27. Ou o preço que, na visão dos
macroeconomistas oficiais, estaria precisando ser reduzido seriam os salários?
28. O futuro comandante da economia
propugna, em especial, por acabar com a dualidade das taxas de juros,
aproximando as taxas dos bancos públicos e as dos bancos privados.
29. O liberalismo é, sobre tudo, um
rótulo, pois os concentradores usam a palavra mágica “mercado” como álibi para
ocultar a identidade de quem exatamente manipula o mercado.
30. Então os que se filiam aos
interesses dos carteis, proclamam que não cabe ao governo intervir no mercado,
que deve ser competitivo, i.e., governado pela concorrência, embora ele o faça
para elevar, por exemplo, as taxas de juros.
31. Não se informa que os preços nos
mercados cartelizados não são dirigidos pela concorrência, mas, sim, pelo
consenso dos concentradores. Os bancos são favorecidos pela Constituição,
cujo artigo 164 veda ao Banco Central financiar o Tesouro, e este é
proibido de emitir moeda.
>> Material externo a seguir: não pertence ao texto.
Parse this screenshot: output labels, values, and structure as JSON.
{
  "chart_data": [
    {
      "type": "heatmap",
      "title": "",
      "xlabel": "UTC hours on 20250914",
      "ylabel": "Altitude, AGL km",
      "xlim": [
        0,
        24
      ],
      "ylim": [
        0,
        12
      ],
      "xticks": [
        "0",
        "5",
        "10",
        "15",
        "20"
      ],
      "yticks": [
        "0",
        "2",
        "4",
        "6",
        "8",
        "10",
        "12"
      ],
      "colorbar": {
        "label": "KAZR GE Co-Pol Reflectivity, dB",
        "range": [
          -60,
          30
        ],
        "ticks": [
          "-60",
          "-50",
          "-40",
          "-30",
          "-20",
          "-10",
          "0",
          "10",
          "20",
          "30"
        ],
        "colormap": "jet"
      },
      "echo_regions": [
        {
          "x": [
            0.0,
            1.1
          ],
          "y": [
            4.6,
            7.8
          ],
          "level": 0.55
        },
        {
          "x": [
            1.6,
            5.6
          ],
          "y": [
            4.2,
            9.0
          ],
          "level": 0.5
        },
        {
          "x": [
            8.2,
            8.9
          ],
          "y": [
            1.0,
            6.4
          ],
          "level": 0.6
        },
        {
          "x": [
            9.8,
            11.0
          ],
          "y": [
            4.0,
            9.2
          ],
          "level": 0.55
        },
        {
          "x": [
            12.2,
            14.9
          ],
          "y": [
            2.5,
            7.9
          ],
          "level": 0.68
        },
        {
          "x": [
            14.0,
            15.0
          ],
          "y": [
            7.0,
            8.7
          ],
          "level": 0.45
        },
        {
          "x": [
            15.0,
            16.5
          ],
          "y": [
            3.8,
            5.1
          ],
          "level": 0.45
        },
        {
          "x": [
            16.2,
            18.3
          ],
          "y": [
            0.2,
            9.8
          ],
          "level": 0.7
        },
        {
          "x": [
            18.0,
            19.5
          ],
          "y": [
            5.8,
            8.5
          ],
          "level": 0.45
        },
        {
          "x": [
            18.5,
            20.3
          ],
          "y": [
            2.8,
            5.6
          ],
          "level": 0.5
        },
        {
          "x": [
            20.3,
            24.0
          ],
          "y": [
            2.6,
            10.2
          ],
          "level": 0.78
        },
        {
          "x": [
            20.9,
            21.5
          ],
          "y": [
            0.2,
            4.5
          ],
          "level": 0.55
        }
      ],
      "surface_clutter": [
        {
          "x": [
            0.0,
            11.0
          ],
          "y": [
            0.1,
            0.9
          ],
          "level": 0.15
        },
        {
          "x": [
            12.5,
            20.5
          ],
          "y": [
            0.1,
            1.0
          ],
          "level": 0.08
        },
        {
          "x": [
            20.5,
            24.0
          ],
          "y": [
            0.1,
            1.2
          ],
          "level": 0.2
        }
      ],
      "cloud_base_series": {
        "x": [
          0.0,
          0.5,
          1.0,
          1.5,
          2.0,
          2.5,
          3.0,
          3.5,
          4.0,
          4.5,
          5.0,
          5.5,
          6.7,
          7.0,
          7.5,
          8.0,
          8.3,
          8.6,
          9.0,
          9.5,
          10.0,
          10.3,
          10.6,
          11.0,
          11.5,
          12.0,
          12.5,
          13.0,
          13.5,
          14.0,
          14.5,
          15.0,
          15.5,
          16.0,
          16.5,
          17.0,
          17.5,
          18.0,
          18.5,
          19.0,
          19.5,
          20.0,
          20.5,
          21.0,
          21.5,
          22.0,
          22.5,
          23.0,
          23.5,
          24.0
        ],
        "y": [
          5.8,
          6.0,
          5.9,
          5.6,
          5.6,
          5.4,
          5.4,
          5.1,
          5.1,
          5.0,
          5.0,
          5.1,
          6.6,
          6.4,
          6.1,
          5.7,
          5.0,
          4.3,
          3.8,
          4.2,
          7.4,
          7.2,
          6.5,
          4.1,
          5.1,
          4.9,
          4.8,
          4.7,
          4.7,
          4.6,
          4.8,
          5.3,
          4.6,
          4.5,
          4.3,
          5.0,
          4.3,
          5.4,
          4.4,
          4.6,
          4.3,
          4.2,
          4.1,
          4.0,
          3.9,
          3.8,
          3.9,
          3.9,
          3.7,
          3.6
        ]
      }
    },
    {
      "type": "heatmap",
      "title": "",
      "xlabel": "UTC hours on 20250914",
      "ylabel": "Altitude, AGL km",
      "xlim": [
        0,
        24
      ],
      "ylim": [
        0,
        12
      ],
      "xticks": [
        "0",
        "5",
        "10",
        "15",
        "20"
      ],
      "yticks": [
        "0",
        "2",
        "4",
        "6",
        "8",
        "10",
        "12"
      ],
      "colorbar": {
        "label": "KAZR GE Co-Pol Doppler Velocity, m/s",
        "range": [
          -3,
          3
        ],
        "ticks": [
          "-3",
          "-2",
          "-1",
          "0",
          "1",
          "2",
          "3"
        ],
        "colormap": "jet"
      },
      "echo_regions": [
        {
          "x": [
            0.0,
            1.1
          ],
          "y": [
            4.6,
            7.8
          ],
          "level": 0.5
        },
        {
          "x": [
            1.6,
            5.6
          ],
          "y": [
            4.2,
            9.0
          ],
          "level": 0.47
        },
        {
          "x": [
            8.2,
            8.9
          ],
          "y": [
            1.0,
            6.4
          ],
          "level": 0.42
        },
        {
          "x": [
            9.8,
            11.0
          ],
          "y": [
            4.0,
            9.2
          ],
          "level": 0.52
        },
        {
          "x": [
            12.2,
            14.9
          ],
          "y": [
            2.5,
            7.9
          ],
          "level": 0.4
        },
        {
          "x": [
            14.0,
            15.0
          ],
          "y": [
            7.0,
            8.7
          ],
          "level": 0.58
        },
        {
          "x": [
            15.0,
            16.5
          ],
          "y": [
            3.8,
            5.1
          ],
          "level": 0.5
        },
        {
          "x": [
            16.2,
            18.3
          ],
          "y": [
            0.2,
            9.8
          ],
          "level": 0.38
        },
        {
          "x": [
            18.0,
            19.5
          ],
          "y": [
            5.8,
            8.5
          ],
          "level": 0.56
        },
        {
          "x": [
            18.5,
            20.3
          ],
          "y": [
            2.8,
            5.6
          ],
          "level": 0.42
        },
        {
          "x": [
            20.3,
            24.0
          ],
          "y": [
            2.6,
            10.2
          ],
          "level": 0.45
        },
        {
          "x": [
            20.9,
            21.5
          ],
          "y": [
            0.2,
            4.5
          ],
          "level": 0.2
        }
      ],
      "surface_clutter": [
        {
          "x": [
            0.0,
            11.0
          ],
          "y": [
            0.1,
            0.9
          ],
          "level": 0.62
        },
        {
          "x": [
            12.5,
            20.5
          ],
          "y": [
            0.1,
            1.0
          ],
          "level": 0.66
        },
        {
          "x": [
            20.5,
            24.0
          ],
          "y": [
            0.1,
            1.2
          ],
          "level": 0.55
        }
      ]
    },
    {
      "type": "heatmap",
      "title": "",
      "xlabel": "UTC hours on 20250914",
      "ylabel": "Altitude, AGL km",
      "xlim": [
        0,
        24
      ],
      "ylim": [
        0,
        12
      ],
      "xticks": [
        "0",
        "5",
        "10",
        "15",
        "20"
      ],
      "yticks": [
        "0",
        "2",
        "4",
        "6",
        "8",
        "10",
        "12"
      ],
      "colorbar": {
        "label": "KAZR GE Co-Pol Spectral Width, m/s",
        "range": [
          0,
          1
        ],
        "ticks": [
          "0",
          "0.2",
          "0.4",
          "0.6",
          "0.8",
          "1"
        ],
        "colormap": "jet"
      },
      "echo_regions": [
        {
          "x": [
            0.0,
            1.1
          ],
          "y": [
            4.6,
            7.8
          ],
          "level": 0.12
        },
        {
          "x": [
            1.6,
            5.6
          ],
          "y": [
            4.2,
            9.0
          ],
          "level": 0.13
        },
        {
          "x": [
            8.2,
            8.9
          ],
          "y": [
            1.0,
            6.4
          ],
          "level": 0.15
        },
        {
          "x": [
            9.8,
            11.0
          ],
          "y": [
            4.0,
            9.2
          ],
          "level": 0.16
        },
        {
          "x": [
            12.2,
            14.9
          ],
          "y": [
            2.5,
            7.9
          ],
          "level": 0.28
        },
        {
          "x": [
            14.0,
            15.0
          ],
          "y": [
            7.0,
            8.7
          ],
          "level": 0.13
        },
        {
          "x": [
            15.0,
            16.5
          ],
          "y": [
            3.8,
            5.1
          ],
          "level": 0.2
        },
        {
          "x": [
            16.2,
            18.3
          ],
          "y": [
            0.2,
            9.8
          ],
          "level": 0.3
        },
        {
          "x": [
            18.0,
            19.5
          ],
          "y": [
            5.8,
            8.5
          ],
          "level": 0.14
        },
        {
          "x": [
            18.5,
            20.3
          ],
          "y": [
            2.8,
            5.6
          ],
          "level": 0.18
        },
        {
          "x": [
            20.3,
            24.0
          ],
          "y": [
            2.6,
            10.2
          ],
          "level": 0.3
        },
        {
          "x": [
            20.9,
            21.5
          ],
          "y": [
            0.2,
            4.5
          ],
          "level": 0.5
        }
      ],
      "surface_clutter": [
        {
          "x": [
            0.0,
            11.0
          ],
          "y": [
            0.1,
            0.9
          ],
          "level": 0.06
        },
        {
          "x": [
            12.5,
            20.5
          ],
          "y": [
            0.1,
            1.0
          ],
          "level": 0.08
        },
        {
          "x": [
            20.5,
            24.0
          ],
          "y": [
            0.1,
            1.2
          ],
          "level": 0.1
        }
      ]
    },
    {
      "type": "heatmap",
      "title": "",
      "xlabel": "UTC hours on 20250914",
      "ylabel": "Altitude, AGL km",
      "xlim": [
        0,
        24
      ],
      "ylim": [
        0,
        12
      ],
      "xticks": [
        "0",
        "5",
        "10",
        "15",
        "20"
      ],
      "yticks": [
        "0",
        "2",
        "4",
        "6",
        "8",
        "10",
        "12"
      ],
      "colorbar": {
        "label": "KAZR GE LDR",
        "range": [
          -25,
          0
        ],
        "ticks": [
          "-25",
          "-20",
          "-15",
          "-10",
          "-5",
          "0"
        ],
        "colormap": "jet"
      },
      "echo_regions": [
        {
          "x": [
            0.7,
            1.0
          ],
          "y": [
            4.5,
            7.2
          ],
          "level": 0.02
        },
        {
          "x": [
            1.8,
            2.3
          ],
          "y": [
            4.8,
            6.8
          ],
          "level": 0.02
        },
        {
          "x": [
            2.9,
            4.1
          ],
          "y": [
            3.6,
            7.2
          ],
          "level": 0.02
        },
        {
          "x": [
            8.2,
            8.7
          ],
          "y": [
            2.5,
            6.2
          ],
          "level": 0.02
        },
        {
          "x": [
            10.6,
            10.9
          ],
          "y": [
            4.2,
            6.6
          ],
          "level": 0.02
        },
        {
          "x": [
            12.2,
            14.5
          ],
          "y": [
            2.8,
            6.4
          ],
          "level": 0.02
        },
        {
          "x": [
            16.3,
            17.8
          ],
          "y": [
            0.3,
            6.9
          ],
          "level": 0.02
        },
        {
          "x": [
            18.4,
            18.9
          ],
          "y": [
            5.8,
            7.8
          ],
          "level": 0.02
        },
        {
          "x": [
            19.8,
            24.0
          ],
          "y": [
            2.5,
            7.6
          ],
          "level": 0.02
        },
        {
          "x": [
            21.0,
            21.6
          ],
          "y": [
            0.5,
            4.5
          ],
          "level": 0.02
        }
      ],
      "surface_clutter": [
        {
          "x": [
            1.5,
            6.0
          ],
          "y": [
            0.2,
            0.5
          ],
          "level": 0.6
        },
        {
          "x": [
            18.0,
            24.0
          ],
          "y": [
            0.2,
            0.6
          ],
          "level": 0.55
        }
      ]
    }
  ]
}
Além disso, só um número limitado de bancos é
autorizado a comprar e vender títulos do Tesouro.
32. Está claro, portanto, que a
equalização das taxas recomendada por Levy só pode ser feita determinando aos
bancos públicos elevar suas taxas.
33. Passando ao contexto mundial, no
império angloamericano, satélites europeus e outros, têm prevalecido a
degeneração estrutural: financeirização e retração da economia real.
34. O centro do poder mundial fez
meia pausa na escalada de intervenções armadas, planejadas desde 2001, visando,
pelo menos, até ao Irã, depois de ter arrasado, entre outros, Líbia e Iraque, e
se ter apossado de suas imensas reservas de petróleo e de seu ouro.
35. Isso decorreu de ter sido a
ocupação da Síria contida pela Rússia, que se tornou o alvo primordial da
agressão econômica e do cerco militar imperiais, intensificado com o golpe de
Estado na Ucrânia e a ocupação do governo desta por prepostos dos EUA.
36. China, principalmente, e Índia
são as maiores exceções ao panorama de retração econômica, no momento em que a
Rússia busca sobreviver à pressão imperial intensificando suas relações com
seus parceiros asiáticos.
37. Há que seguir de perto a evolução
do jogo de poder mundial, cujo equilíbrio constitui condição fundamental,
embora não suficiente, para que o Brasil construa estruturas essenciais a seu
progresso.
* - Adriano Benayon
é doutor em economia pela Universidade de Hamburgo e autor do livro
Globalização versus Desenvolvimento.